Dans le cadre du projet de loi de ratification des ordonnances Macron, l’Assemblée Nationale a adopté, le 23 novembre 2017, un amendement proposé par le gouvernement visant à renforcer l’attractivité de la place financière de Paris.
D’une part, l’amendement rend effective la possibilité déjà offerte par le code monétaire et financier aux établissements de crédit, sociétés de gestion de portefeuille et autres entreprises d’investissement, de récupérer les bonus dits « différés » des traders («cadres preneurs de risques »).

Pour rappel, les bonus dits « différés » ou « récupérables » sont des bonus dont le versement est conditionné à des critères de performances étalés sur la durée. En ce qui concerne les traders, l’objectif est ainsi de pondérer certaines prises de risques en introduisant un facteur d’incitation à la pérennisation des opérations projetées. A contrario, si les performances sur le long terme ne sont pas atteintes, une clause de restitution (« clawback ») peut s’appliquer et le bonus ou la part du bonus qui n’a pas encore été versée peut être revue à la baisse ou faire l’objet d’une restitution à l’employeur.

D’autre part, l’amendement prévoit que ces mêmes bonus n’entreront ni dans l’assiette de calcul de l’indemnité légale de licenciement ni dans celle des dommages et intérêts versés en cas de licenciements jugés sans cause réelle et sérieuse.

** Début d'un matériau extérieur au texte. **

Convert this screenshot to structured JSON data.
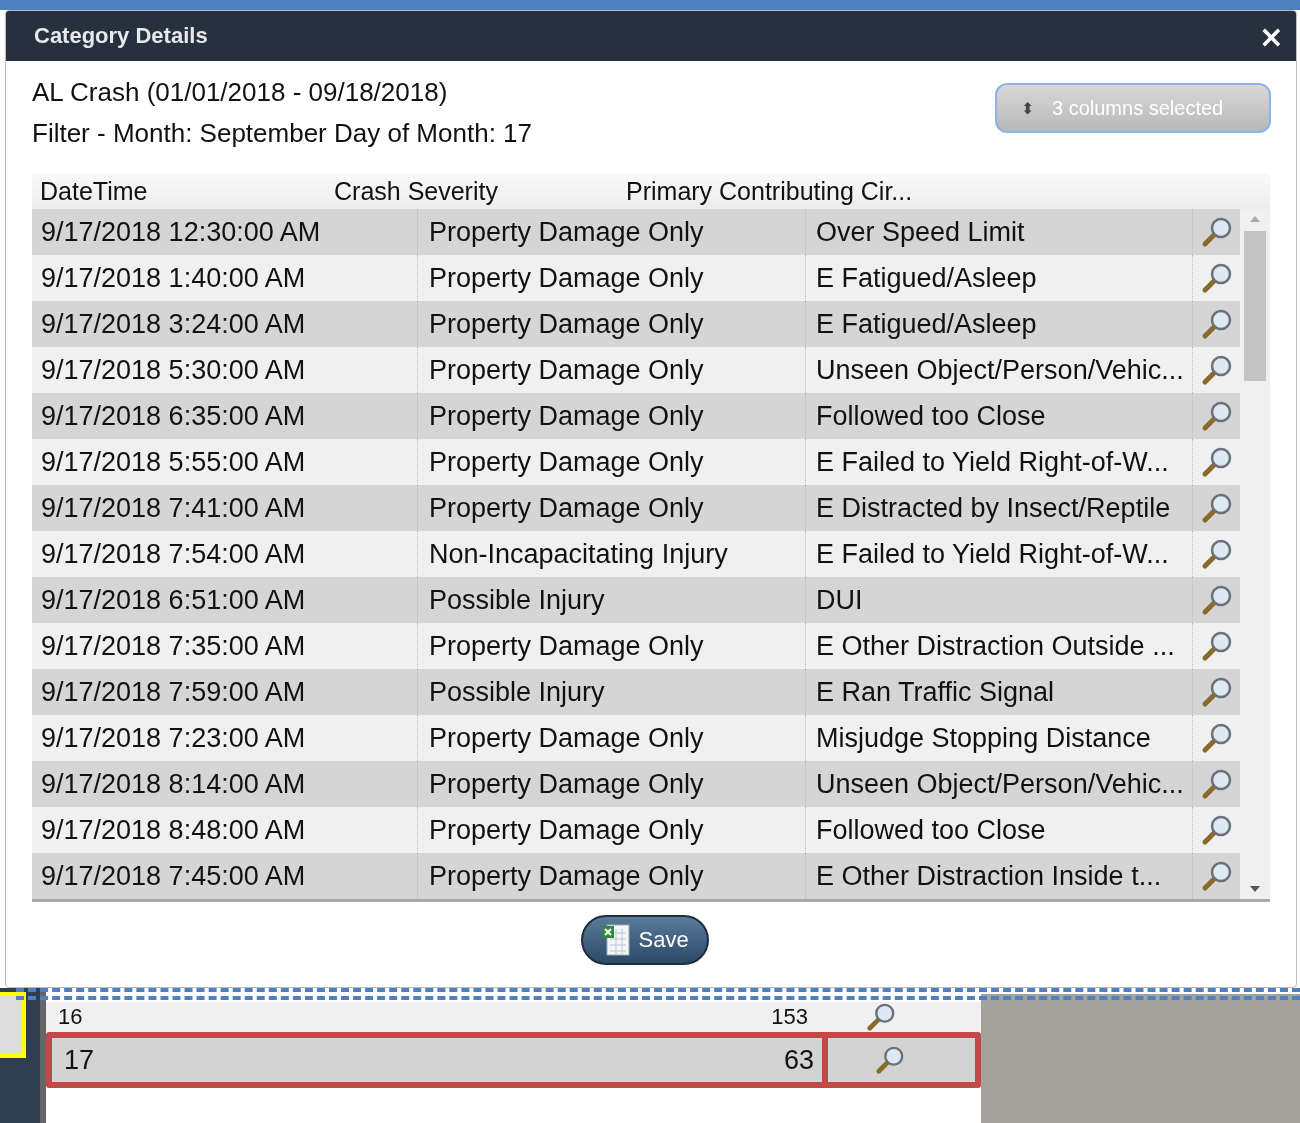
{
  "dialog": {
    "title": "Category Details",
    "close": "×"
  },
  "heading": "AL Crash (01/01/2018 - 09/18/2018)",
  "filter": "Filter - Month:  September Day of Month: 17",
  "column_picker": {
    "arrows": "⬍",
    "label": "3 columns selected"
  },
  "table": {
    "columns": [
      "DateTime",
      "Crash Severity",
      "Primary Contributing Cir..."
    ],
    "rows": [
      {
        "datetime": "9/17/2018 12:30:00 AM",
        "severity": "Property Damage Only",
        "cause": "Over Speed Limit"
      },
      {
        "datetime": "9/17/2018 1:40:00 AM",
        "severity": "Property Damage Only",
        "cause": "E Fatigued/Asleep"
      },
      {
        "datetime": "9/17/2018 3:24:00 AM",
        "severity": "Property Damage Only",
        "cause": "E Fatigued/Asleep"
      },
      {
        "datetime": "9/17/2018 5:30:00 AM",
        "severity": "Property Damage Only",
        "cause": "Unseen Object/Person/Vehic..."
      },
      {
        "datetime": "9/17/2018 6:35:00 AM",
        "severity": "Property Damage Only",
        "cause": "Followed too Close"
      },
      {
        "datetime": "9/17/2018 5:55:00 AM",
        "severity": "Property Damage Only",
        "cause": "E Failed to Yield Right-of-W..."
      },
      {
        "datetime": "9/17/2018 7:41:00 AM",
        "severity": "Property Damage Only",
        "cause": "E Distracted by Insect/Reptile"
      },
      {
        "datetime": "9/17/2018 7:54:00 AM",
        "severity": "Non-Incapacitating Injury",
        "cause": "E Failed to Yield Right-of-W..."
      },
      {
        "datetime": "9/17/2018 6:51:00 AM",
        "severity": "Possible Injury",
        "cause": "DUI"
      },
      {
        "datetime": "9/17/2018 7:35:00 AM",
        "severity": "Property Damage Only",
        "cause": "E Other Distraction Outside ..."
      },
      {
        "datetime": "9/17/2018 7:59:00 AM",
        "severity": "Possible Injury",
        "cause": "E Ran Traffic Signal"
      },
      {
        "datetime": "9/17/2018 7:23:00 AM",
        "severity": "Property Damage Only",
        "cause": "Misjudge Stopping Distance"
      },
      {
        "datetime": "9/17/2018 8:14:00 AM",
        "severity": "Property Damage Only",
        "cause": "Unseen Object/Person/Vehic..."
      },
      {
        "datetime": "9/17/2018 8:48:00 AM",
        "severity": "Property Damage Only",
        "cause": "Followed too Close"
      },
      {
        "datetime": "9/17/2018 7:45:00 AM",
        "severity": "Property Damage Only",
        "cause": "E Other Distraction Inside t..."
      }
    ]
  },
  "save_button": "Save",
  "background_table": {
    "rows": [
      {
        "day": "16",
        "count": "153",
        "selected": false
      },
      {
        "day": "17",
        "count": "63",
        "selected": true
      }
    ]
  }
}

L’amendement aura cependant très peu d’impact au niveau du calcul de l’indemnité de licenciement dans la mesure où les deux conventions collectives applicables à l’immense majorité des traders (i.e. celles de la banque et des marchés financiers) prévoient déjà que l’assiette de l’indemnité de licenciement ne prend en compte que le salaire fixe de l’intéressé.

En revanche, l’impact sur les dommages et intérêts octroyés par le juge dans le cadre d’un licenciement abusif est considérable puisque le salaire de référence servant de base à son calcul prenait en compte jusqu’à présent la totalité de la rémunération variable du trader injustement licencié.

De ce fait, les traders seront doublement pénalisés car cette restriction quant au calcul des dommages et intérêts vient s’ajouter au plafonnement de ces indemnités prud’homales entrée en vigueur le 23 septembre 2017.